Many independent filmmakers face a cast and crew filled with nomophobia on closed sets. It’s a psychological issue that touches approximately 94% of people who fear being out of mobile phone contact. The term abbreviates, “no-mobile-phone phobia.”
Psychology Today released a report that revealed how people felt after misplacing their cell phones. Here are the results:
14% Became Desperate
7% Became Physically Sick
The results of being without a cell phone for the length of a shooting day plays havoc with many people’s emotions during production. It’s a real issue that few producers are taught how to handle. The most experienced makes sure that their key players can get to their phones during breaks.

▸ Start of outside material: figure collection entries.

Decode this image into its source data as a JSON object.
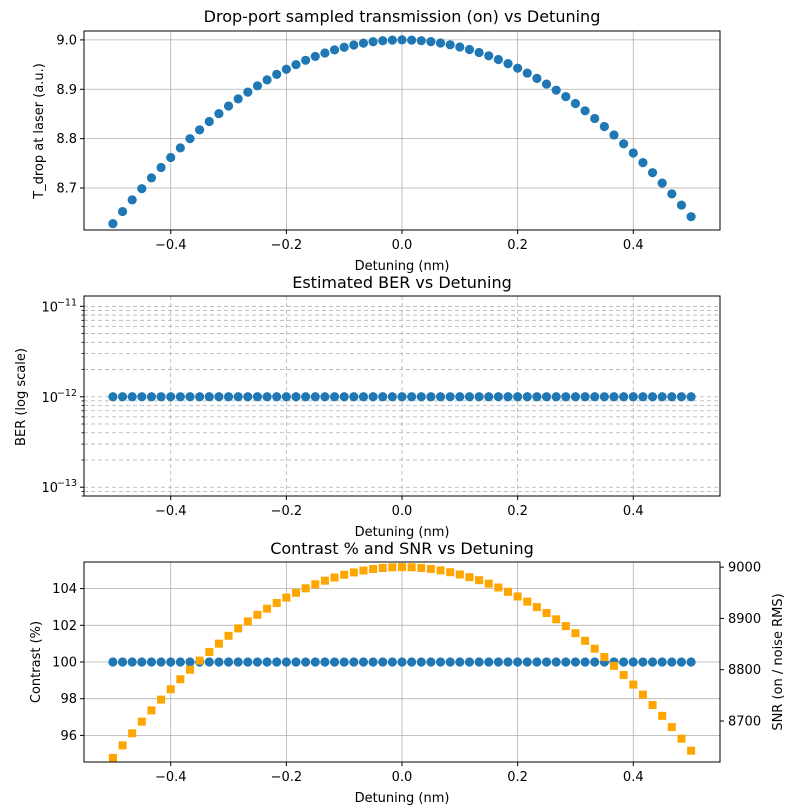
{
  "colors": {
    "series_blue": "#1f77b4",
    "series_orange": "#ffa500",
    "grid": "#b0b0b0"
  },
  "chart_data": [
    {
      "type": "scatter",
      "title": "Drop-port sampled transmission (on) vs Detuning",
      "xlabel": "Detuning (nm)",
      "ylabel": "T_drop at laser (a.u.)",
      "xlim": [
        -0.55,
        0.55
      ],
      "ylim": [
        8.615,
        9.018
      ],
      "xticks": [
        -0.4,
        -0.2,
        0.0,
        0.2,
        0.4
      ],
      "xtick_labels": [
        "−0.4",
        "−0.2",
        "0.0",
        "0.2",
        "0.4"
      ],
      "yticks": [
        8.7,
        8.8,
        8.9,
        9.0
      ],
      "ytick_labels": [
        "8.7",
        "8.8",
        "8.9",
        "9.0"
      ],
      "grid": true,
      "series": [
        {
          "marker": "circle",
          "color": "#1f77b4",
          "x_range": [
            -0.5,
            0.5
          ],
          "n_points": 61,
          "curve": "quadratic",
          "peak_x": 0.0,
          "peak_y": 9.0,
          "y_at_left": 8.628,
          "y_at_right": 8.642
        }
      ]
    },
    {
      "type": "scatter",
      "title": "Estimated BER vs Detuning",
      "xlabel": "Detuning (nm)",
      "ylabel": "BER (log scale)",
      "yscale": "log",
      "xlim": [
        -0.55,
        0.55
      ],
      "ylim": [
        8e-14,
        1.3e-11
      ],
      "xticks": [
        -0.4,
        -0.2,
        0.0,
        0.2,
        0.4
      ],
      "xtick_labels": [
        "−0.4",
        "−0.2",
        "0.0",
        "0.2",
        "0.4"
      ],
      "yticks_major": [
        1e-13,
        1e-12,
        1e-11
      ],
      "ytick_labels": [
        {
          "base": "10",
          "exp": "−13"
        },
        {
          "base": "10",
          "exp": "−12"
        },
        {
          "base": "10",
          "exp": "−11"
        }
      ],
      "grid": "dashed, major and minor",
      "series": [
        {
          "marker": "circle",
          "color": "#1f77b4",
          "x_range": [
            -0.5,
            0.5
          ],
          "n_points": 61,
          "constant_y": 1e-12
        }
      ]
    },
    {
      "type": "scatter",
      "title": "Contrast % and SNR vs Detuning",
      "xlabel": "Detuning (nm)",
      "ylabel": "Contrast (%)",
      "y2label": "SNR (on / noise RMS)",
      "xlim": [
        -0.55,
        0.55
      ],
      "ylim": [
        94.55,
        105.45
      ],
      "y2lim": [
        8620,
        9010
      ],
      "xticks": [
        -0.4,
        -0.2,
        0.0,
        0.2,
        0.4
      ],
      "xtick_labels": [
        "−0.4",
        "−0.2",
        "0.0",
        "0.2",
        "0.4"
      ],
      "yticks": [
        96,
        98,
        100,
        102,
        104
      ],
      "ytick_labels": [
        "96",
        "98",
        "100",
        "102",
        "104"
      ],
      "y2ticks": [
        8700,
        8800,
        8900,
        9000
      ],
      "y2tick_labels": [
        "8700",
        "8800",
        "8900",
        "9000"
      ],
      "grid": true,
      "series": [
        {
          "axis": "left",
          "marker": "circle",
          "color": "#1f77b4",
          "x_range": [
            -0.5,
            0.5
          ],
          "n_points": 61,
          "constant_y": 100
        },
        {
          "axis": "right",
          "marker": "square",
          "color": "#ffa500",
          "x_range": [
            -0.5,
            0.5
          ],
          "n_points": 61,
          "curve": "quadratic",
          "peak_x": 0.0,
          "peak_y": 9000,
          "y_at_left": 8628,
          "y_at_right": 8642
        }
      ]
    }
  ]
}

Unfortunately, there is another issue that starts to build in the film world. While networking is the only way for most to get their next gig and requires a lot of interaction, many find themselves so attached to their mobile phone that they become lonely regardless of with whom they are networking.
There are many ways of staying connected, thanks to mobile devices and the Internet, yet many feel alone. One expert noted, “It’s a great psychological truth that if we don’t teach our children how to be alone, they will always be lonely.”
A leading consultant for non-profits pointed out that Jesus, who spent numerous daily hours in public, took time to get a way for some alone time. This spiritual discipline is counterintuitive to the activities of a mobile society who no longer knows how to be alone. However, taking time daily to be without one’s cell phone brings understanding to the new emotions the practice brings into play.
In an industry where everything is about hurrying up and waiting, cast and crew are required to be content during those long periods without cell phones. Those who are absorbed by the desperation brought on with nomophobia may soon find themselves emotionally bankrupt and out of work.
The only sure fire way of working through the sense of withdrawal or dread, is to learn how to be good company with oneself. For it’s only those who aren’t afraid of being alone with themselves that can actually overcome the odd feeling that mobile phone withdrawal brings about.
Being able to live at peace without a phone, messaging, or other forms of mobile connectivity will help a person develop the self-control necessary to survive a film shoot. Practicing being without a connected device also helps one to get to know themselves and find self-acceptance. Being able to be alone in a room gives rise to self-control and the stamina required for being unplugged – A trait that’s required in filmmaking.